Article 3 (art. 34 de la loi n° 82-213 du 2 mars 1982, art. L. 6112-2, L. 6212-3, L. 6312-3 et L. 6412-2 du code général des collectivités territoriales, art. 2 de la loi n° 2004-193 du 27 février 2004, art. 120 de la loi n° 2003-239 du 18 mars 2003) Autorité des préfets sur les commandants de groupement de la gendarmerie

Le présent article tend à placer sans ambiguïté les commandants de groupement de la gendarmerie nationale sous l'autorité des préfets de département.

I. Le droit en vigueur

Le ministère de la défense, et par voie de conséquence la gendarmerie nationale, n'entre pas dans le champ d'application de la loi n° 92-125 du 6 février 1992 relative à l'administration territoriale de la République, qui a déconcentré les services des administrations civiles de l'Etat . Les commandants des formations territoriales de la gendarmerie - en pratique, le commandant de groupement au niveau départemental - ne sont donc pas des chefs de services déconcentrés de l'Etat, lesquels sont normalement placés sous l'autorité directe des préfets.
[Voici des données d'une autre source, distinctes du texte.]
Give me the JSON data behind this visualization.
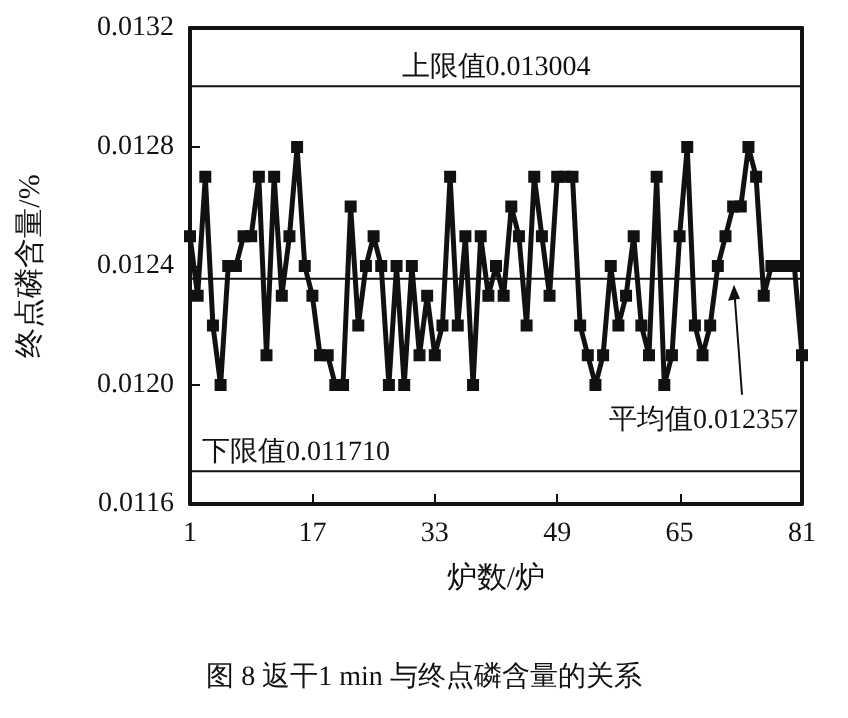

Toutefois, compte tenu du rôle du préfet en matière de sécurité intérieure, plusieurs dispositions législatives lui fournissent les moyens de diriger et de coordonner l'action des unités de la gendarmerie nationale dans son département 30 ( * ) .

Ainsi, le paragraphe III de l'article 34 de la loi n° 82-213 du 2 mars 1982 relative aux droits et libertés des communes, des départements et des régions définit les compétences et les pouvoirs des préfets de département en matière de sécurité intérieure.

Tout d'abord, il dispose que, sous réserve des dispositions du code de procédure pénale relatives à l'exercice de la mission de police judiciaire, le représentant de l'Etat dans le département, et, à Paris, le préfet de police, anime et coordonne la prévention de la délinquance 31 ( * ) et l'ensemble du dispositif de sécurité intérieure.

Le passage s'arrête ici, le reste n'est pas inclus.